April 10/St. Louis Post-Dispatch -- Rates of food-borne illnesses have remained roughly level since 2004, the Centers for Disease Control and Prevention (CDC) reported, revealing what health officials and regulators say is an alarming lack of progress in reducing food safety risks.
The rate of illnesses from salmonella -- the bug that struck hundreds of Americans in recent outbreaks involving peanut butter and hot peppers -- is twice the level federal agencies had hoped to reach, according to the CDC. Meanwhile, produce-related food poisonings are on the rise.
"We need greater efforts along the food chain -- from farm to table," said Dr. Robert Tauxe of the CDC.
Faced with bigger, more complex food-poisoning outbreaks in recent years, government agencies have been forced to devote the bulk of their resources to reacting only after people became sick. Outbreaks also are becoming more difficult to investigate as more imported food pours into the U.S. and food distribution networks become more complex.
"As supply chains get longer and longer, there's more opportunity for contaminants," said Dr. Stephen F. Sundlof, director of the Food and Drug Administration's (FDA)Center for Food Safety. "One single ingredient can have a very wide distribution."
Investigators also have to cope with the emergence of new forms of illness. "Our pathogens have complicated ecologies that may be changing, and we have very little information about that," Tauxe said.
The CDC report focused on data collected from 10 states through a government surveillance network dubbed FoodNet. The network tracked food-borne pathogens dating back to 1996. The data showed declines in cases of several food-borne illnesses from 1996 to 2004, but those numbers have leveled off since.
In recent years, however, several prominent outbreaks have heightened awareness of food poisoning and triggered several bills in Congress that would overhaul the food safety system. President Barack Obama's administration has declared food safety a priority and last month established a Food Safety Working Group to address what the president called an unacceptable status quo.
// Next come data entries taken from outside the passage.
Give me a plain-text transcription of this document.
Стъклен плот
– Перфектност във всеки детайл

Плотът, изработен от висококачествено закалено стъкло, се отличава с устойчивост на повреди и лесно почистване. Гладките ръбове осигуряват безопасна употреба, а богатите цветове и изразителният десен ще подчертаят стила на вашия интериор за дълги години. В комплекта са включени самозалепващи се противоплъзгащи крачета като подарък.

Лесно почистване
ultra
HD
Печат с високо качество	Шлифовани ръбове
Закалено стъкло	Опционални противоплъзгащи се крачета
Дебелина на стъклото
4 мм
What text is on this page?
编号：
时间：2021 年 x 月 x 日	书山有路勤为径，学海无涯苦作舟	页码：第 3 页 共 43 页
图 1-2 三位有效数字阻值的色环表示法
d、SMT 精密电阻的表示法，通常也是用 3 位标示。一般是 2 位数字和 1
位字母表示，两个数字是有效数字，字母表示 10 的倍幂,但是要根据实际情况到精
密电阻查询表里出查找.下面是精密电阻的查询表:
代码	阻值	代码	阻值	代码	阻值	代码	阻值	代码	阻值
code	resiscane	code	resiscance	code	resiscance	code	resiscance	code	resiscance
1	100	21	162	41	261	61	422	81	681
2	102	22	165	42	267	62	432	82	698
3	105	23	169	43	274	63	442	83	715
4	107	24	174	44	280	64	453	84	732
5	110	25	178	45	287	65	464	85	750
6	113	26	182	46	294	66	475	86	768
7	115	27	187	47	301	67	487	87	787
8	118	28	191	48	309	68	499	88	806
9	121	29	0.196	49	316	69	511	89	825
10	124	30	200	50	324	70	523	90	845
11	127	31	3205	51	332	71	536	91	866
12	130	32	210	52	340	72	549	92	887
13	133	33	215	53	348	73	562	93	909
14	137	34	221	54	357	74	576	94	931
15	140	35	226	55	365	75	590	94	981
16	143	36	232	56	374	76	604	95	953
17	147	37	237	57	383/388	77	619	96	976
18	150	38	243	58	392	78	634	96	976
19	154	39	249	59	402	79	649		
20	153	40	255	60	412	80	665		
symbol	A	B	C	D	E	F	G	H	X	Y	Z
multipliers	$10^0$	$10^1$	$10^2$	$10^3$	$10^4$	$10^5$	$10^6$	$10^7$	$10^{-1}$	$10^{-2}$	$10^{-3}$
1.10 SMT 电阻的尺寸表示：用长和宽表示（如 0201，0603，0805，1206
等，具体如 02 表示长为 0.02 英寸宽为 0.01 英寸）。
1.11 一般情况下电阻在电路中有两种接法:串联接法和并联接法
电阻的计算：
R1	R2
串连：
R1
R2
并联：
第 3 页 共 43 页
"Our system of inspection and enforcement is spread out so widely among so many people that it's difficult for different parts of the government to share information, work together and solve problems," the president said in March.
The agencies responsible for food safety and responding to outbreaks are vast, unwieldy and often fail to communicate effectively, many critics and regulators say. Last year, when a cluster of salmonellosis cases appeared in Missouri's Jefferson County, inspectors and scientists from three federal agencies came to the area to oversee different parts of the investigation.
"We've dealt directly with the CDC, the FDA and the Department of Agriculture on some of these issues as most health departments have," said Dennis Diehl, the county's health director. "But because of the way the responsibilities are delegated to those different agencies, the FDA doesn't always know what Agriculture or what CDC is doing, and sometimes it's hard to get information."
Critics say the FDA, which oversees 80% of the food in the U.S., is overwhelmed and devotes more resources to drug oversight than food. Last year, however, the agency hired 150 more inspectors, and its plans to hire roughly 30 more scientists and consumer safety officers. The agency also has opened several international offices, in China, Latin America and India. "It's become very clear that preventative controls are critical," said David Acheson, associate commissioner for foods at the FDA. "FDA certainly needs to do more inspections."
Food safety experts generally agree that more inspections and more emphasis on prevention rather than reaction will be key to addresses food poisoning challenges.
One bill introduced in Congress would call for a single food safety agency to streamline the food safety system. Another calls for preventative controls in high-risk facilities and points along the food chain.
Michael Taylor, a professor at the George Washington School of Public Health and former deputy commissioner for policy at the FDA, agrees the country's food safety system needs to undergo a "paradigm shift."
"It has to shift from people getting sick to a framework of prevention where you clarify the industry's duty to implement modern preventative controls," Taylor said. "Also defining through government standards what's good enough, and following up with inspection and enforcement."
Taylor, as well as other food safety experts, say the time is ripe for substantial change, noting the reform theme of Obama's administration.
"You've got a visible presence for reform," Taylor said, "and that's an important part of this."